Date: October 22nd 12:00pm-1:00pm
Contributors: Sahar Naseer (Privacy Specialist, The Hospital for Sick Children), Roohie Sharma (Legal Privacy Counsel, The Hospital for Sick Children), Melissa Lanuza (Privacy and FOI, The Hospital for Sick Children)
This presentation provides a foundational overview of health privacy principles and legislation relevant to Ontario hospitals. It introduces the ten privacy principles that underpin Canadian privacy laws, with a focus on the Personal Health Information Protection Act (PHIPA), the Personal Information Protection and Electronic Documents Act (PIPEDA), and the Freedom of Information and Protection of Privacy Act (FIPPA). The session covers the rights and responsibilities associated with personal health information (PHI) and personal information (PI), the process for handling freedom of information requests, and the importance of cybersecurity awareness.
Date: October 15th 12:00pm-1:00pm
Presenters: Kristi Thompson (Research Data Management Librarian, Western University) and Alexandra Cooper (Data Services Coordinator, Queen’s University)

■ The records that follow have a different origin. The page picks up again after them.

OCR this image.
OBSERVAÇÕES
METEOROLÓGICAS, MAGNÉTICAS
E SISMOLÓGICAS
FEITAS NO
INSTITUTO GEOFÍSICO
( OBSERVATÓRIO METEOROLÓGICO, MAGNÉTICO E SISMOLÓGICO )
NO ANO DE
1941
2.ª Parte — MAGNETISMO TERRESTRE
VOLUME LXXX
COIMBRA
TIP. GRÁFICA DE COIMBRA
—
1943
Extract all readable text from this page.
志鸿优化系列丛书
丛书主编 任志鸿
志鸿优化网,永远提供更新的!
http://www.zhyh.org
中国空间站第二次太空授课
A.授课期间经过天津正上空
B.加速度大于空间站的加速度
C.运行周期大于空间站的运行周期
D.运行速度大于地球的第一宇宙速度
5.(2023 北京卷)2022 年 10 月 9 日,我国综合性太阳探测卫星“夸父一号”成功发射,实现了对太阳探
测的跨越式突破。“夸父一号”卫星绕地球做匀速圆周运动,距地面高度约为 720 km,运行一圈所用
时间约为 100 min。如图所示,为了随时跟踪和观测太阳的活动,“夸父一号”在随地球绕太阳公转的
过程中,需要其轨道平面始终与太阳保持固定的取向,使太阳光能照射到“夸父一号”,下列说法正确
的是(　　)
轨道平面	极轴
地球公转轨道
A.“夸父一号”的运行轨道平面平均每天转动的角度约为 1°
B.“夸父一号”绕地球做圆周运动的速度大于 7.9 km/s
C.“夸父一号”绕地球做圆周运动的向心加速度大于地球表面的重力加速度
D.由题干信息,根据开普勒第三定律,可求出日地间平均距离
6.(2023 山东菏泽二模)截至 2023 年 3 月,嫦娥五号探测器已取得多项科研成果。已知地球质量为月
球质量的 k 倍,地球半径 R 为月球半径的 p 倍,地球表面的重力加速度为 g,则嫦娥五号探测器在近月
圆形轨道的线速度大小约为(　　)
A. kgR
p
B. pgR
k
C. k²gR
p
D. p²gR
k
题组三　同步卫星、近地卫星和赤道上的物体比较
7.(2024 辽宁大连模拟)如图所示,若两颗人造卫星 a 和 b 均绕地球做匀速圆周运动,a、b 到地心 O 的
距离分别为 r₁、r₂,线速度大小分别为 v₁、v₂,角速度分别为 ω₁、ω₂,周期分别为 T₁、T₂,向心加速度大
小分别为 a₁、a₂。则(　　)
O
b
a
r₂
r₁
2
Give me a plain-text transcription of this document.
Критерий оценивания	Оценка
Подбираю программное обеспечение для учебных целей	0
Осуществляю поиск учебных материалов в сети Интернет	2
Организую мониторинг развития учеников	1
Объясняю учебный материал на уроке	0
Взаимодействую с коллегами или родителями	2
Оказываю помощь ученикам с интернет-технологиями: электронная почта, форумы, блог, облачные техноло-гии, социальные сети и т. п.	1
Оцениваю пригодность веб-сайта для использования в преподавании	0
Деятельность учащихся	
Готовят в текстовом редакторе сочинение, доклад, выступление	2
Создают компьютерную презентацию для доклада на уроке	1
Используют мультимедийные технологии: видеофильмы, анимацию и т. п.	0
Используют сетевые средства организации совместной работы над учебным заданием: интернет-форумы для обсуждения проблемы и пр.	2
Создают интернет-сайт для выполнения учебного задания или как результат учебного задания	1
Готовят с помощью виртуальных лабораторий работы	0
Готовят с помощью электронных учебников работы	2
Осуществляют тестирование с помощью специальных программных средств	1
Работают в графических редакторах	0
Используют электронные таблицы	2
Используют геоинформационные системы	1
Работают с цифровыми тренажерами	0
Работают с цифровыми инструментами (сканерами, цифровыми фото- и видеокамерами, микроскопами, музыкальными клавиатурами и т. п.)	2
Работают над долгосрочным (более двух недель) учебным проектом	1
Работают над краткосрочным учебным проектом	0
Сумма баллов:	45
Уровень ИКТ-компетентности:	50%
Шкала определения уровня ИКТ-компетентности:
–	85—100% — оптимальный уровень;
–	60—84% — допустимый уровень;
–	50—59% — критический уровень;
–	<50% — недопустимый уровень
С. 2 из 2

In early 2025 data and documents began to disappear from U.S. government web sites in response to a series of executive orders. This led to a scramble as various individuals and groups mobilized to save as much disappearing data as they could. These events served as a wake-up call and led to the founding of the Canadian Public Data Rescue Initiative (CPDRI).
Initially formed, in part, to support rescue efforts in the U.S., the CPDRI also set out to build infrastructure to support public data in Canada. Drawing on projects including the Canadian Government Information Digital Preservation Network and the OCUL Ontario Data Rescue Group, the CPDRI is working to establish a sustainable strategy for preservation of vital Canadian public datasets.